HOLLY ANHOLT

Atonement

I MENTIONED PREVIOUSLY that it was through Anja that I met Oksana and it was at Oksana’s wedding that I met Nils.

But the circuits were busier than that.

The day of my second meeting with Anja, she invited me to her apartment for something which she described as “a little gathering.” It turned out it was to mark the conclusion of Yom Kippur. I hadn’t known it was the Jewish holy day. But here in the old East Berlin, on the fourth floor of a mouldering apartment building on a leafy, cobblestoned street, people were gathered to somehow take note.
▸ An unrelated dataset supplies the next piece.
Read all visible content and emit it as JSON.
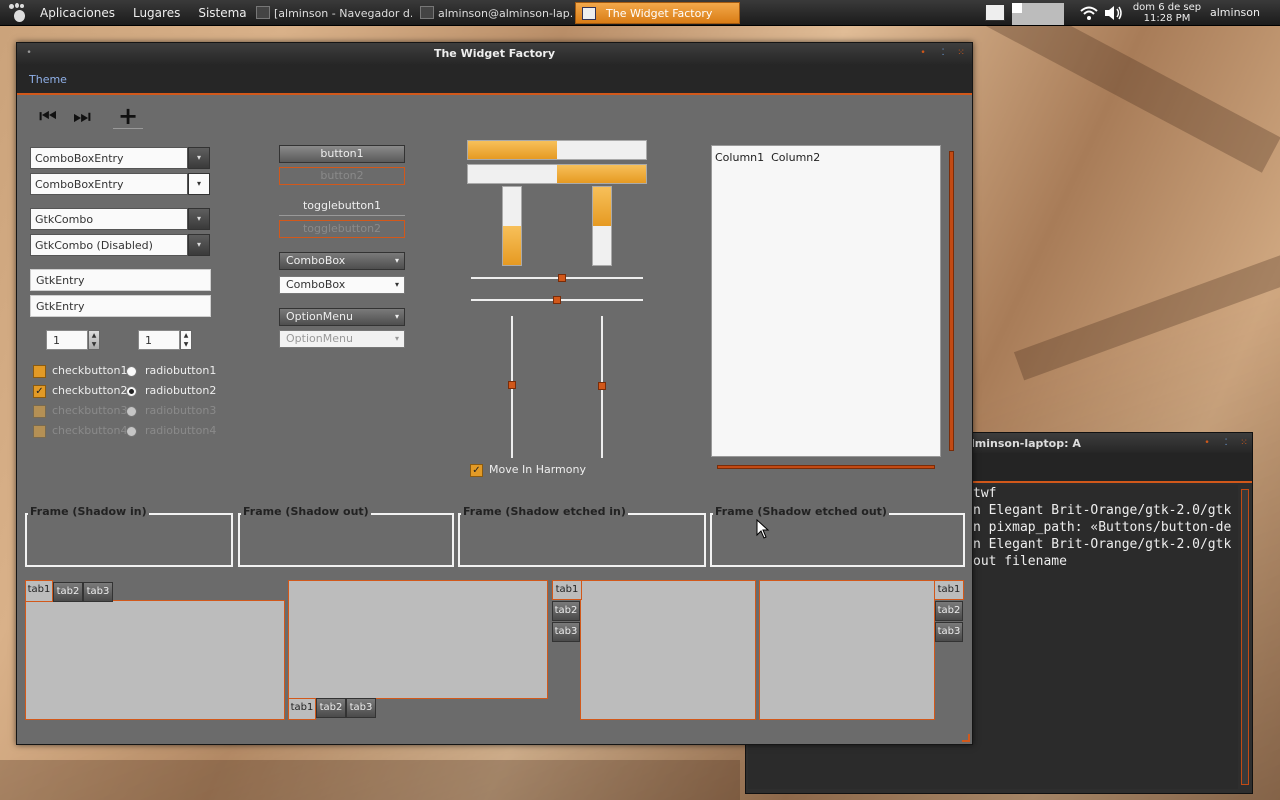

It could have seemed like a little cabal, the thirty of us there to break a fast when few of us had been fasting, Jews coming out of nowhere, as if responding to a call that only they could hear, “Communism’s finished. Come on back. Check it out.” There was even a close-shaven rabbi from Illinois who fashioned himself a missionary. “These people wouldn’t know the Day of Atonement from Income Tax Day.” His mantra went something like that, and probably it was so. It certainly might have been so of me, if I’d known exactly what he meant by “Income Tax Day.” But then it turned out the mantra was mostly prologue to an invitation to dinner, which I declined, citing jet lag, though I’d only flown from Paris. As for the rest, I was bewildered. A city without Jews that had all these Jews in it, or this many anyway, enough to make a party of plastic cups and wine out of jugs in an apartment that if you squinted might have been on the West Side of Manhattan up by Columbia. Remnant Jews, secret GDR Jews, a few Soviet Jews. Jews who’d fled and come back with the victors, Jews who were lost mandarins now, Jews who’d believed in the universality of man and maybe still did.
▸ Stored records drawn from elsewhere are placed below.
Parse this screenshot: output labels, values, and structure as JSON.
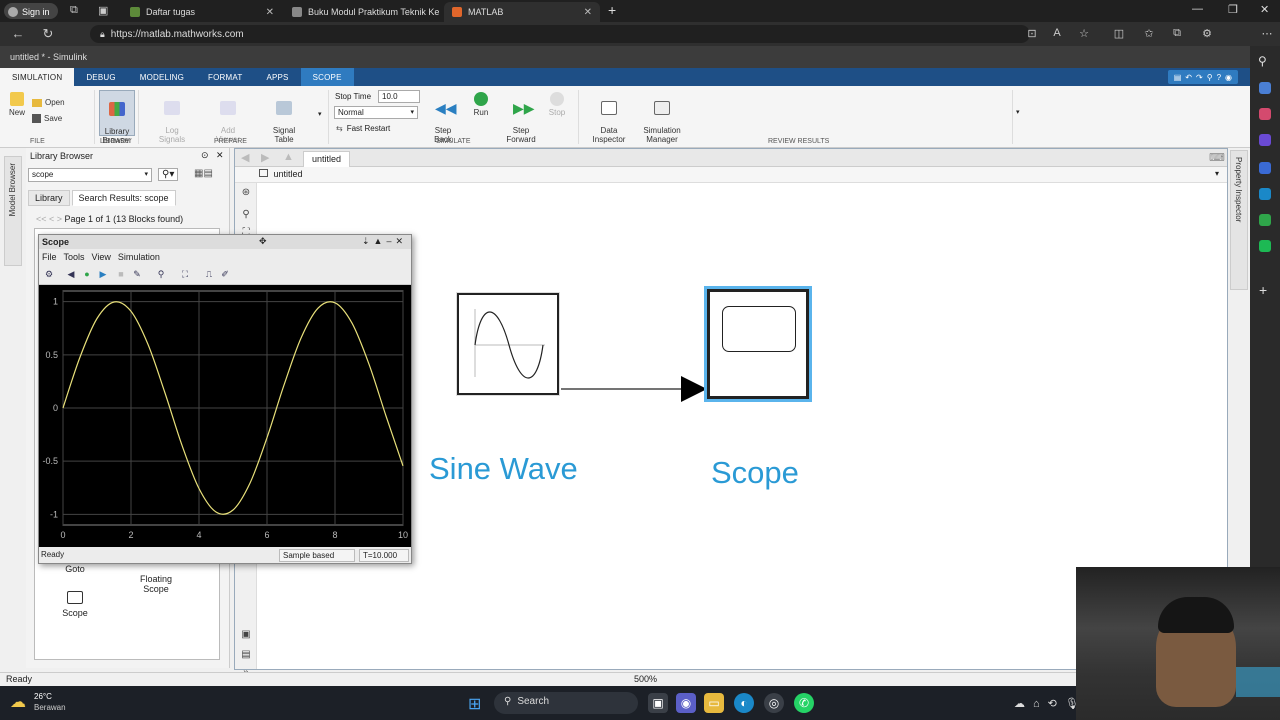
{
  "browser": {
    "signin": "Sign in",
    "tabs": [
      {
        "label": "Daftar tugas",
        "color": "#5d8a3a"
      },
      {
        "label": "Buku Modul Praktikum Teknik Ke",
        "color": "#888888"
      },
      {
        "label": "MATLAB",
        "color": "#e0662b"
      }
    ],
    "url": "https://matlab.mathworks.com"
  },
  "window": {
    "title": "untitled * - Simulink"
  },
  "ribbon_tabs": [
    "SIMULATION",
    "DEBUG",
    "MODELING",
    "FORMAT",
    "APPS",
    "SCOPE"
  ],
  "ribbon": {
    "file": {
      "new": "New",
      "open": "Open",
      "save": "Save",
      "group": "FILE"
    },
    "library": {
      "browser": "Library\nBrowser",
      "group": "LIBRARY"
    },
    "prepare": {
      "log_signals": "Log\nSignals",
      "add_viewer": "Add\nViewer",
      "signal_table": "Signal\nTable",
      "group": "PREPARE"
    },
    "simulate": {
      "stop_time_label": "Stop Time",
      "stop_time_value": "10.0",
      "mode": "Normal",
      "fast_restart": "Fast Restart",
      "step_back": "Step\nBack",
      "run": "Run",
      "step_forward": "Step\nForward",
      "stop": "Stop",
      "group": "SIMULATE"
    },
    "review": {
      "data_inspector": "Data\nInspector",
      "sim_manager": "Simulation\nManager",
      "group": "REVIEW RESULTS"
    }
  },
  "left_strip": "Model Browser",
  "right_strip": "Property Inspector",
  "library": {
    "title": "Library Browser",
    "search": "scope",
    "tabs": [
      "Library",
      "Search Results: scope"
    ],
    "page_info": "Page 1 of 1 (13 Blocks found)",
    "items": [
      "Goto",
      "Floating\nScope",
      "Scope"
    ]
  },
  "canvas": {
    "tab": "untitled",
    "breadcrumb": "untitled",
    "blocks": {
      "sine": "Sine Wave",
      "scope": "Scope"
    }
  },
  "status": {
    "left": "Ready",
    "zoom": "500%"
  },
  "scope_window": {
    "title": "Scope",
    "menu": [
      "File",
      "Tools",
      "View",
      "Simulation"
    ],
    "status_ready": "Ready",
    "sample_mode": "Sample based",
    "time": "T=10.000"
  },
  "chart_data": {
    "type": "line",
    "title": "",
    "xlabel": "",
    "ylabel": "",
    "xlim": [
      0,
      10
    ],
    "ylim": [
      -1.1,
      1.1
    ],
    "xticks": [
      "0",
      "2",
      "4",
      "6",
      "8",
      "10"
    ],
    "yticks": [
      "1",
      "0.5",
      "0",
      "-0.5",
      "-1"
    ],
    "grid": true,
    "series": [
      {
        "color": "#e8e07a",
        "x": [
          0,
          0.5,
          1,
          1.5,
          2,
          2.5,
          3,
          3.5,
          4,
          4.5,
          5,
          5.5,
          6,
          6.5,
          7,
          7.5,
          8,
          8.5,
          9,
          9.5,
          10
        ],
        "y": [
          0,
          0.479,
          0.841,
          0.997,
          0.909,
          0.598,
          0.141,
          -0.351,
          -0.757,
          -0.978,
          -0.959,
          -0.706,
          -0.279,
          0.215,
          0.657,
          0.938,
          0.989,
          0.798,
          0.412,
          -0.075,
          -0.544
        ]
      }
    ]
  },
  "taskbar": {
    "temp": "26°C",
    "weather": "Berawan",
    "search": "Search"
  }
}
It was as if one crisis of faith was begetting a flirtation with another, and as if the city that had lost one of its limbs was receiving a miraculous gift, a little bump under the flesh, where the limb was just beginning to grow back. Faith and miracles, not really things I knew much about.

But so many people who came to be what the city itself would be for me, its human geography, its insisting pulse, were there that night. Oksana, the beautiful Franz Rosen, and sweaty David Fürst. And Nils, who came late with David. Somehow we didn’t meet then, but I saw him across the room, spare, reserved, cool, not talking with anyone, or seeming to want to. It may have been on account of that first night that always afterwards I would dream of him with one hand in the pocket of his jacket. His left hand, holding something, holding something back.